Regarding sawdust, or in this case shavings, always plane outside. It makes a huge mess. (and this is nothing compared to the first batch of lumber I trimmed down for the table top)

Just Plane Shavings

Roughing It

Kelly S.’s dining table is slowly taking shape. Weather and a regular job have hampered progress, but half of the table top has now been assembled. The planks were joined with grooved dowels and a polyurethane glue. I love this glue because it fills spaces, sands well, and holds like, well glue, or at least like glue should. Here are a couple pictures of the first half of the table top–rough though it is. Trust me it will be just gorgeous when it is sanded and finished.

Rough Table Top

This next one is a close up of the greenish spalting in the end plank. Did not see this in the wood for the Coastal Living table. I think it is from metal leaching from nails or roofing. Notice the nail tracing. There are plenty of cool features like this in salvaged wood.

Closeup of wood

Little by Little

Making some progress on the dining table for Kelly S. I have planed all the boards I think I will need for the table top (a bit more than 1 inch thick) and have begun to cut 4 ft sections that will be joined lengthwise with dowels to form the two halves of the table top. From the picture you can see there is some cool graining, knots, bug trails, and the some spots that have the scars of rough sawing. All of these will be very cool when finished. These are only a few of the 4ft sections I will need. Each of these has to have the edges cleaned up–I do this with my table saw since I do not have a jointer.
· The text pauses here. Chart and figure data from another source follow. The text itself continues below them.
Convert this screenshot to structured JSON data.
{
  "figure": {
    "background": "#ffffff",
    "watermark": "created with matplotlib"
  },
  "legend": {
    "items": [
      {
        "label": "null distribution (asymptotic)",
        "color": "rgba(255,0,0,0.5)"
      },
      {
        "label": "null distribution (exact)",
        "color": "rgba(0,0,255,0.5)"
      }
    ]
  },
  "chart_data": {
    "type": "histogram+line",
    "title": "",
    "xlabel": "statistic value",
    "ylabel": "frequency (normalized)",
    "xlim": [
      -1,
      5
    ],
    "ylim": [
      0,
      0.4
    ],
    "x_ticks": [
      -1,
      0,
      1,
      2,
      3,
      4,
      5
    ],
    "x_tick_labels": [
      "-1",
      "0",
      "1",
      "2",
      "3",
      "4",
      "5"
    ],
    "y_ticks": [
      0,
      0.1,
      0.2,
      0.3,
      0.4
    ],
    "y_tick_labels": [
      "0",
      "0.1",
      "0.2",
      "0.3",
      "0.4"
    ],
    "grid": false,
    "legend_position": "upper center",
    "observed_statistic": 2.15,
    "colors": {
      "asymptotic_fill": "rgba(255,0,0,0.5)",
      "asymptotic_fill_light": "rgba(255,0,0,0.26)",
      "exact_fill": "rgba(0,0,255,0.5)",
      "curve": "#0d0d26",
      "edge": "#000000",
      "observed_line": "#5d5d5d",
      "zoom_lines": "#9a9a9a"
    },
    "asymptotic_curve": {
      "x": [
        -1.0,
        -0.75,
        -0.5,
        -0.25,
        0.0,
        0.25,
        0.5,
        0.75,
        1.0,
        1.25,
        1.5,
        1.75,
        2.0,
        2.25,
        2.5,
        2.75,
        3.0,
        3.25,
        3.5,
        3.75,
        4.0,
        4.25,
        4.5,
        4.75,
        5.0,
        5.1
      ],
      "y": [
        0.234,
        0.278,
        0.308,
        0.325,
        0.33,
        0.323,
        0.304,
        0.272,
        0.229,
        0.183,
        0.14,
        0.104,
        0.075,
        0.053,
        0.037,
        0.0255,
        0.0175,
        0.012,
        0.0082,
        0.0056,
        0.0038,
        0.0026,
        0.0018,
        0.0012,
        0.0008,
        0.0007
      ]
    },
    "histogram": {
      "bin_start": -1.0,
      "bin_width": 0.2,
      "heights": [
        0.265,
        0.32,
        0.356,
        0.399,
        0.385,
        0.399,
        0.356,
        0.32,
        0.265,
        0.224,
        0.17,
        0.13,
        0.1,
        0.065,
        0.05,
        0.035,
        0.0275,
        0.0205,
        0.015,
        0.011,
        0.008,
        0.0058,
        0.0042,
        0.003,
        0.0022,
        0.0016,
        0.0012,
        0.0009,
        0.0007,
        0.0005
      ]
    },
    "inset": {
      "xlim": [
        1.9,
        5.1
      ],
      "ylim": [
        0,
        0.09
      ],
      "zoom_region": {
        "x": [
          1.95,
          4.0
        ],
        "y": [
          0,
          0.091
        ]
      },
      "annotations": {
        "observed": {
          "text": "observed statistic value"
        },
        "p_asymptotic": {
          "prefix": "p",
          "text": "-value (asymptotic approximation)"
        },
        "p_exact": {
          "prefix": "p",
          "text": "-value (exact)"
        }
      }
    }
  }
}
Cleaning up the edges can be a pain in the $%** because pitch builds up on the blade and causes it to stick and sometimes stalls the saw. I have to clean the blade occasionally. But, little my little the pieces will come together and become a useful, beautiful thing—all from something that had a previous life holding up a barn roof.

Oak after planing

Fine Dining: Part 2

I have been commissioned to build another dining table like the one I built for the Coastal Living Idea House in River Dunes, NC. I am very excited about it and asked Kelly S. (the owner of the finished table) if I could blog about it. So, it begins.

Yesterday, in frigid weather uncharacteristic of the South, I drove to Cullman, AL to pick up salvaged oak timbers from Southern Accents Architectural Antiques (see my previous post). These are the same timbers I used for the CLv table. The timbers came from roof supports on an old barn. The guys at SAAA pulled the nails and sawed the timbers in half (roughly) lengthwise. The wood has some really neat features besides old nail holes. There are bug trails and knots and some have really great oak figuring. My next step is to plane it to the proper thickness for the table top. As rough as this is now, it is neat to see what it will become and how beautiful the finished wood is.